ComfyUI — Depth Preview
Generates a styled 2D preview image from a scene's depth map. Lets the AI validate creative direction (colors, mood, style) before committing to full 3D generation.
Install
git clone https://github.com/comfyanonymous/ComfyUI.git
cd ComfyUI
pip install -r requirements.txt
python main.py --listen 0.0.0.0 --port 7860
# Download ControlNet depth model
cd models/controlnet
wget https://huggingface.co/lllyasviel/control_v11f1p_sd15_depth/resolve/main/diffusion_pytorch_model.safetensors
How It Works
gen_render_depth (fully implemented)
→ depth map PNG (grayscale)
↓
gen_preview_world (scaffolded — needs HTTP client)

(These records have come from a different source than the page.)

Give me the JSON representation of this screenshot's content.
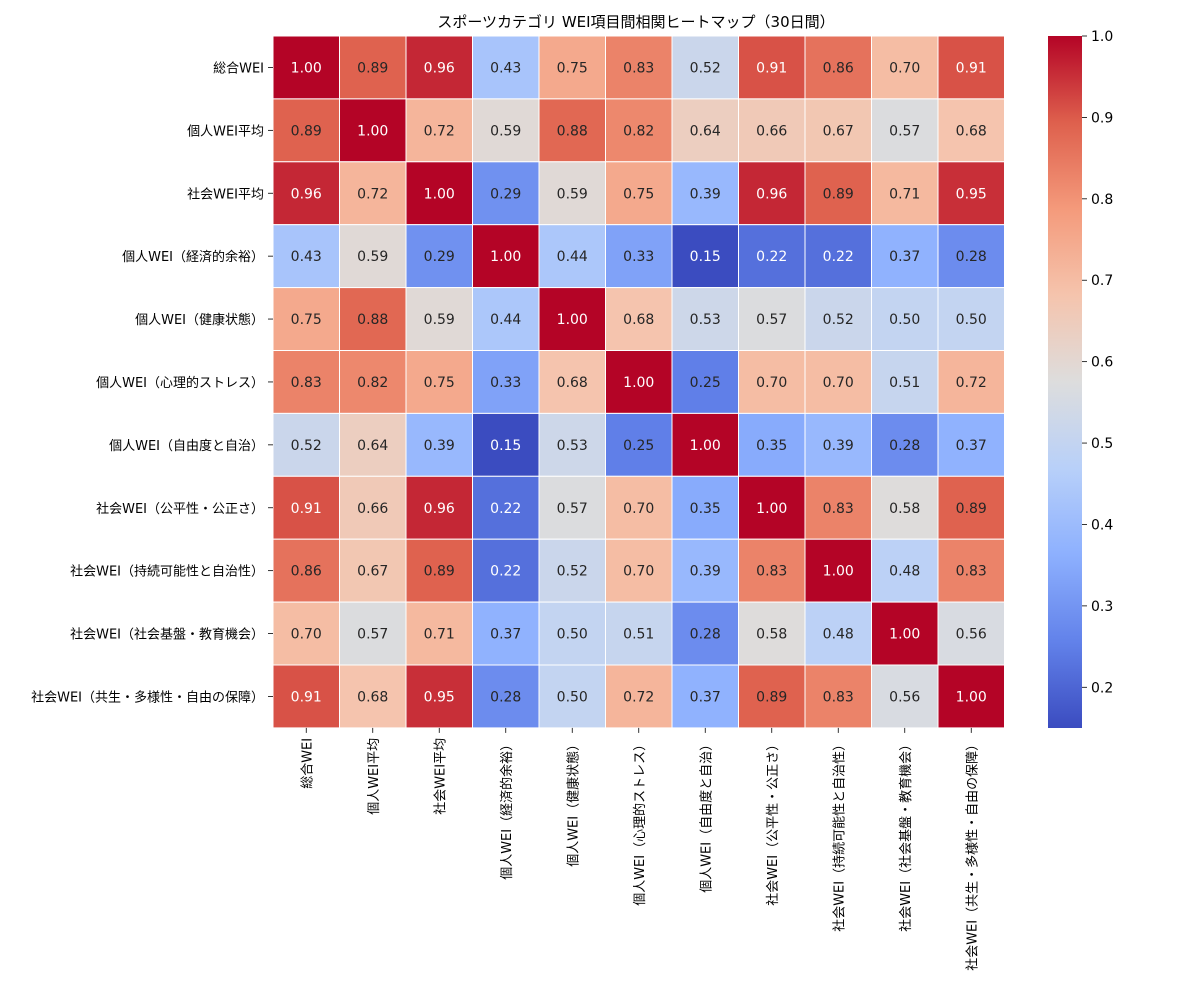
{
  "chart_data": {
    "type": "heatmap",
    "title": "スポーツカテゴリ WEI項目間相関ヒートマップ（30日間）",
    "labels": [
      "総合WEI",
      "個人WEI平均",
      "社会WEI平均",
      "個人WEI（経済的余裕）",
      "個人WEI（健康状態）",
      "個人WEI（心理的ストレス）",
      "個人WEI（自由度と自治）",
      "社会WEI（公平性・公正さ）",
      "社会WEI（持続可能性と自治性）",
      "社会WEI（社会基盤・教育機会）",
      "社会WEI（共生・多様性・自由の保障）"
    ],
    "matrix": [
      [
        1.0,
        0.89,
        0.96,
        0.43,
        0.75,
        0.83,
        0.52,
        0.91,
        0.86,
        0.7,
        0.91
      ],
      [
        0.89,
        1.0,
        0.72,
        0.59,
        0.88,
        0.82,
        0.64,
        0.66,
        0.67,
        0.57,
        0.68
      ],
      [
        0.96,
        0.72,
        1.0,
        0.29,
        0.59,
        0.75,
        0.39,
        0.96,
        0.89,
        0.71,
        0.95
      ],
      [
        0.43,
        0.59,
        0.29,
        1.0,
        0.44,
        0.33,
        0.15,
        0.22,
        0.22,
        0.37,
        0.28
      ],
      [
        0.75,
        0.88,
        0.59,
        0.44,
        1.0,
        0.68,
        0.53,
        0.57,
        0.52,
        0.5,
        0.5
      ],
      [
        0.83,
        0.82,
        0.75,
        0.33,
        0.68,
        1.0,
        0.25,
        0.7,
        0.7,
        0.51,
        0.72
      ],
      [
        0.52,
        0.64,
        0.39,
        0.15,
        0.53,
        0.25,
        1.0,
        0.35,
        0.39,
        0.28,
        0.37
      ],
      [
        0.91,
        0.66,
        0.96,
        0.22,
        0.57,
        0.7,
        0.35,
        1.0,
        0.83,
        0.58,
        0.89
      ],
      [
        0.86,
        0.67,
        0.89,
        0.22,
        0.52,
        0.7,
        0.39,
        0.83,
        1.0,
        0.48,
        0.83
      ],
      [
        0.7,
        0.57,
        0.71,
        0.37,
        0.5,
        0.51,
        0.28,
        0.58,
        0.48,
        1.0,
        0.56
      ],
      [
        0.91,
        0.68,
        0.95,
        0.28,
        0.5,
        0.72,
        0.37,
        0.89,
        0.83,
        0.56,
        1.0
      ]
    ],
    "colormap": "coolwarm",
    "vmin": 0.15,
    "vmax": 1.0,
    "colorbar_ticks": [
      "0.2",
      "0.3",
      "0.4",
      "0.5",
      "0.6",
      "0.7",
      "0.8",
      "0.9",
      "1.0"
    ],
    "value_format": "2 decimals",
    "legend": "colorbar-right"
  }
}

→ POST depth map + prompt + style to ComfyUI
↓
← styled 2D preview PNG
Style Presets
| Preset | Style |
|---|---|
realistic | Photorealistic, high detail, natural lighting |
stylized | Pixar-style 3D render, vibrant colors |
pixel_art | 16-bit retro game style |
watercolor | Soft edges, muted colors |
concept_art | Painterly, atmospheric perspective |
GPU Requirements
- 2-4 GB VRAM for SD 1.5 + ControlNet
- 6-8 GB VRAM for SDXL + ControlNet
- ~10-30 seconds per image at 512x512
Tools
| Tool | Description |
|---|---|
gen_render_depth | Render a depth map from the current scene (fully implemented) |
gen_preview_world | Generate a styled 2D preview from a depth map (needs service) |
Depth map rendering is fully implemented. The HTTP client to ComfyUI is pending.
Model Server — 3D Assets
Generates 3D meshes from text prompts using local open-source models. The AI calls gen_generate_asset, gets a task ID, and the mesh auto-spawns when ready.
How It Works
gen_generate_asset { prompt: "medieval sword", model: "triposg" }
→ Task queued, returns task_id + ETA
↓
Background: POST to model server at localhost:8741
→ GPU inference (30-180 seconds)
↓
Complete: .glb copied to skill assets, auto-spawned into scene
Supported Models
| Model | VRAM | Speed (standard) | Output |
|---|---|---|---|
| TripoSG | 8 GB | 30s | Mesh only |
| Hunyuan3D 2mini | 5-6 GB | 45s | Mesh + PBR textures |
| Hunyuan3D 2.1 | 10 GB | 60s | Full PBR |
| Step1X-3D | 16 GB | 90s | Mesh + PBR + LoRA |
Tools
| Tool | Description |
|---|---|
gen_generate_asset | Queue a 3D mesh generation task |
gen_asset_status | Check generation progress |
gen_list_assets | List all asset generation tasks |
The Rust infrastructure is complete (task manager, MCP tools, command handlers). The Python model server (localgpt-model-server) is pending implementation.